How useful is GPU manufacturer TDP for estimating AI workload energy?
Manufacturer provided Thermal Design Power (TDP) figures are often used to estimate energy consumption of GPU AI workloads, but how useful are they?
The biggest challenge with assessing the energy impact of AI workloads is the lack of data. Model developers rarely publish useful data about the machines, configuration, training time, or any other figures that could be used to calculate how much energy was involved.
Despite this, we still get weird and wonderful estimates such as “A single ChatGPT conversation uses about fifty centilitres of water, equivalent to one plastic bottle.” (Forbes) and total ChatGPT energy consumption being enough to charge every EV in the United States four times (BestBrokers).
Without commenting specifically on these particular estimates, the first question to ask whenever you see any of these claims is: what is the methodology behind the calculation?
As we found in the data center energy review I co-authored, most of the ridiculous estimates are a result of extrapolation. If power consumption was x
for y
users in the past, let’s just figure out how many more users there will be and assume the energy consumption is the same for each user1.
Estimating power consumption (x
) is where you should pay attention.
Thermal Design Power (TDP): Keyword “maximum”
In the absence of actual energy measurements, estimations often look to the manufacturer specifications. These are useful to understand the maximum power draw of a particular component or system.
The key word there is maximum.
For example, an Nvidia H100 SXM GPU TDP is (up to) 700W. The H100 DGX node is 10,200 W. These can be seen from the datasheet:

A common error is to take TDP as the actual power draw, but that is rarely achieved.
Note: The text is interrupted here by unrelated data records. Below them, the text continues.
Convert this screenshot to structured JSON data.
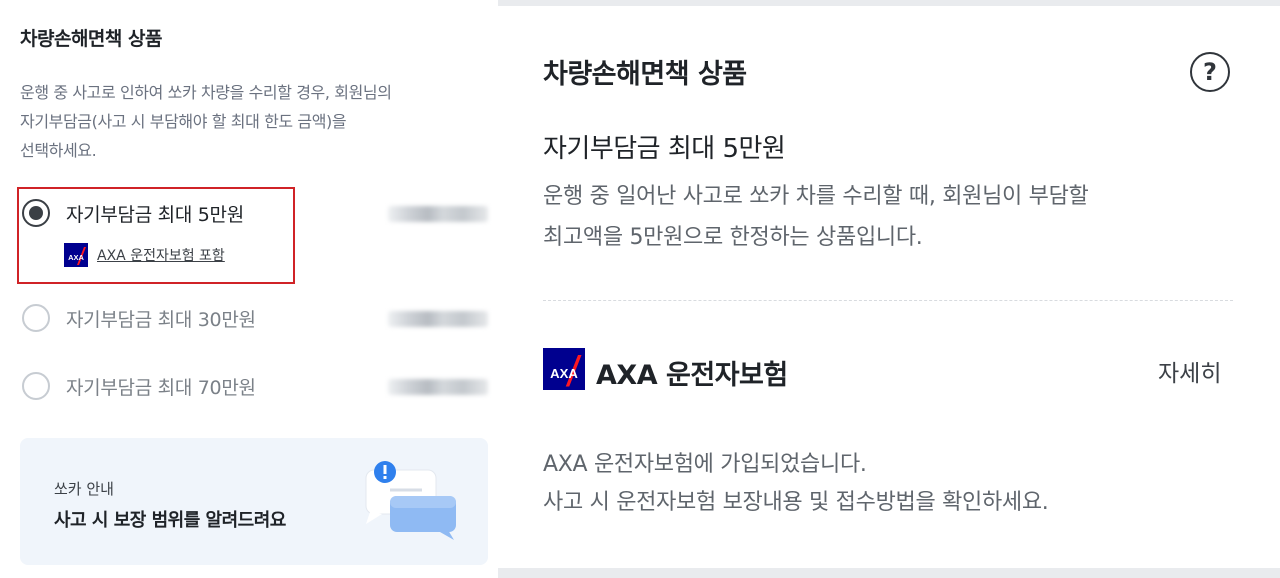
{
  "left": {
    "title": "차량손해면책 상품",
    "description": [
      "운행 중 사고로 인하여 쏘카 차량을 수리할 경우, 회원님의",
      "자기부담금(사고 시 부담해야 할 최대 한도 금액)을",
      "선택하세요."
    ],
    "options": [
      {
        "label": "자기부담금 최대 5만원",
        "selected": true
      },
      {
        "label": "자기부담금 최대 30만원",
        "selected": false
      },
      {
        "label": "자기부담금 최대 70만원",
        "selected": false
      }
    ],
    "axa_link": "AXA 운전자보험 포함",
    "info_card": {
      "subtitle": "쏘카 안내",
      "title": "사고 시 보장 범위를 알려드려요"
    }
  },
  "right": {
    "title": "차량손해면책 상품",
    "heading": "자기부담금 최대 5만원",
    "description": [
      "운행 중 일어난 사고로 쏘카 차를 수리할 때, 회원님이 부담할",
      "최고액을 5만원으로 한정하는 상품입니다."
    ],
    "axa_title": "AXA 운전자보험",
    "detail_link": "자세히",
    "axa_description": [
      "AXA 운전자보험에 가입되었습니다.",
      "사고 시 운전자보험 보장내용 및 접수방법을 확인하세요."
    ]
  },
  "colors": {
    "axa_blue": "#00008f",
    "axa_red": "#ff1721",
    "highlight_border": "#d02327",
    "info_card_bg": "#f0f5fb"
  },
  "icons": {
    "help": "question-circle-icon",
    "axa": "axa-logo-icon",
    "chat": "chat-bubbles-icon"
  }
}
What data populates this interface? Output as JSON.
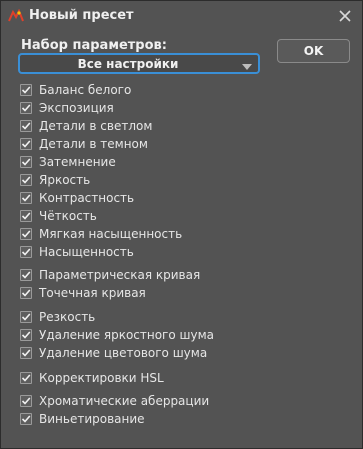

To produce accurate estimates for real workloads, you have to measure the actual power draw of the system under realistic conditions. This is time consuming and expensive, so most people don’t bother.
For servers, the SPECpower database is often used because of the test runs, but the same type of data isn’t available for GPUs.
Evaluating the Node Level Power Draw
At the Open Compute Global Summit in October 2024, Alex Newkirk gave a great presentation of real world measurements he and his team conducted for real AI workload power draw. This used a DGX H100 node to run training for Resnet 2, LLAMA-13b, and several other open source training sets from the MLPerf™ Training v4.0 benchmark.
It’s worth watching the short presentation, but the highlights are:
Workload configuration had a significant impact on energy usage. Using higher batch sizes caused higher instantaneous power demand, but used less energy overall.
The number of nodes had an opposite effect - more nodes resulted in shorter training time, but more energy use.
The manufacturer TDP was never reached, even with more model parameters. A good rule of thumb is 75% of TDP, but even that shows a wide range.


So many parameters
The talk also mentioned a 2023 preprint from Wang et al. which highlighted the difference between node generations: Nvidia RTX 8000 vs A-100.

This backs up a 2022 Google paper which showed how model choice and hardware generation make a major difference in energy consumption (see my post about it).
Timestamp estimates
Any estimate must include a timestamp because training costs are falling rapidly. From Sam Altman:
The cost to use a given level of AI falls about 10x every 12 months, and lower prices lead to much more use. You can see this in the token cost from GPT-4 in early 2023 to GPT-4o in mid-2024, where the price per token dropped about 150x in that time period. Moore’s law changed the world at 2x every 18 months; this is unbelievably stronger.
This is especially a problem for academic research because of the incredibly slow pace. It’s common for papers to take 1-2 years to be published, by which time they are entirely out of date. The only way to assess them is precise dates are provided.
If model developers released more data about the energy profile of their training runs then we’d have a clearer picture. In the absence of this, be careful when you come across AI energy estimates - understanding data center energy is difficult enough. AI energy consumption is even more challenging.
It may be a bit more sophisticated than that, but not much.